Good luck everyone. I think the steel bite will finally be hot by then so I am going to skip it this year.


----------



## unregistered55 (Mar 12, 2000)

Matt
I would disagree that only poor fishermen go out there. I have met quite a few serious anglers that go out there. The main reason? It's just for fun. It's great to get out after a loooooong winter. I don't get out there every year but I've always found it to be good time. I really enjoy chatting with other folks out there swapping stories while fishing. It pretty relaxed. Take a cook stove along - cook up some hot soup or chili have some coffee or tea and have a nice time. What could be wrong with that?
EDW


----------



## dinoday (Feb 22, 2004)

Just thought I'd bump this back up since it's almost here  
Who's still planning on going this weekend and is anybody meeting up any place special or just fishing? I'll probably be there Saturday morning...I don't know about any other days,but I'm playing hooky from work that day


----------



## gunrod (Jan 16, 2001)

I'm heading north today and the weather looks good for the weekend up there so I think I'm staying north (unless that changes). Enjoy everyone and I'll see you when I get back.


----------



## tangleknot (Oct 8, 2001)

We'll be fishing Fri-Sun and will be staying at the campground. Come on by, we'll have the grill and campfire going.


----------



## Steve (Jan 15, 2000)

I'll be there Friday night and will definitely share a campfire with you afterwards. Might make it out Saturday as well.


----------



## tangleknot (Oct 8, 2001)

They won't assign us a site until we arrive. Look for a Jayco fifth wheel and red Sierra.


----------



## Kevin (Oct 4, 2000)

Gotta be in Flint all Friday afternoon. I will probably hit it to, or from, work on one of my Milford days during the week, when there a somewhat fewer people there.


----------



## dinoday (Feb 22, 2004)

I'll probably come by around lunchtime if I don't see you on the river.I'm thinking of bring my son...I have to see if he want to get up that early :lol:


----------



## MAttt (Dec 15, 2004)

MAttt said:


> I believe the pellet fed trout that are put in the Huron are meant for the little kids.
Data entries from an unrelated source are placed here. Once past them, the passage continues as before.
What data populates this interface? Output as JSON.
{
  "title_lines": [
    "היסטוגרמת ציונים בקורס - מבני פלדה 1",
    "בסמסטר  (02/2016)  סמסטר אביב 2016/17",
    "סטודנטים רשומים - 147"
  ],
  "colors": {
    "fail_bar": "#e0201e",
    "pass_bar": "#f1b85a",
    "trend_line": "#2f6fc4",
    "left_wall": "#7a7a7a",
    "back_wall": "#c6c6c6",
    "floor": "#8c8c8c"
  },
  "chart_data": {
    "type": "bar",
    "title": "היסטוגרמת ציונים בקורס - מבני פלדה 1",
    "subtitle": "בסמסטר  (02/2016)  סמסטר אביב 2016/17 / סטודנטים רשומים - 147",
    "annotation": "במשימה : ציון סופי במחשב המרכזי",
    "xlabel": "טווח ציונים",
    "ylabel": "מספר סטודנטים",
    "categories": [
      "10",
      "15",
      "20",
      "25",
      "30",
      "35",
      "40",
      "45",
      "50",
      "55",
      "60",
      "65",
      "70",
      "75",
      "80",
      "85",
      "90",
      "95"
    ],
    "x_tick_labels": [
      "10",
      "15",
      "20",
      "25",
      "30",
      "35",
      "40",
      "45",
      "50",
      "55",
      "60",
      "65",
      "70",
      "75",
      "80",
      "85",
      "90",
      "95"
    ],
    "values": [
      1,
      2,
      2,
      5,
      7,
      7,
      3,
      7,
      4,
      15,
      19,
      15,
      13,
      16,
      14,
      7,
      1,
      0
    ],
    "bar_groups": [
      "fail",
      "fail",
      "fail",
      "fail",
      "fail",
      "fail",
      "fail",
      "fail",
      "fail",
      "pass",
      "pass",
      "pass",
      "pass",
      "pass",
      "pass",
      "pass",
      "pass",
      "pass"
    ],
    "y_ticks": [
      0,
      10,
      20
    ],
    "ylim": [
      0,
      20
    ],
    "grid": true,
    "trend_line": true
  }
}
I have taken my kids their for this and can't believe the amount of older fisherman their catching such a non challenging pond reared fish.
> Your opinions??


 
After reading everyones responses to this I feel I must apologize.
I see now that is more about meeting old friends and making new ones than in the catching part. This is what fishing is all about to me.
May mother nature provide you with some good weather and your weekend
be Great amongst good friends (old and new).

And may the dnr have had a good crop of excess breeders they needed
to place in the river this year. Nothing like having one of those 8 to 12 lb. brown footballs screaming your line out!! Or the triple flips of the smaller ones will do just fine, too!

take care
matt


----------



## Steve (Jan 15, 2000)

Yeap, Matt it's more about getting out your old rusty equipment, saying hi to old friends and getting ready for the real season.


----------



## tangleknot (Oct 8, 2001)

We were hoping to bring our new boat and fish out on Proud Lake part of the time but I don't think that is going to work, lol, unless we get at heat wave.


----------



## dinoday (Feb 22, 2004)

tangleknot said:


> We were hoping to bring our new boat and fish out on Proud Lake part of the time but I don't think that is going to work, lol, unless we get at heat wave.


 Nope...not unless she's an ice breaker :lol: Could bring a spud though


----------



## Beaglernr (Dec 1, 2002)

If I am not fishing up north I sure hope to stop by and see you folks at the campground. Thanks for the invite.


----------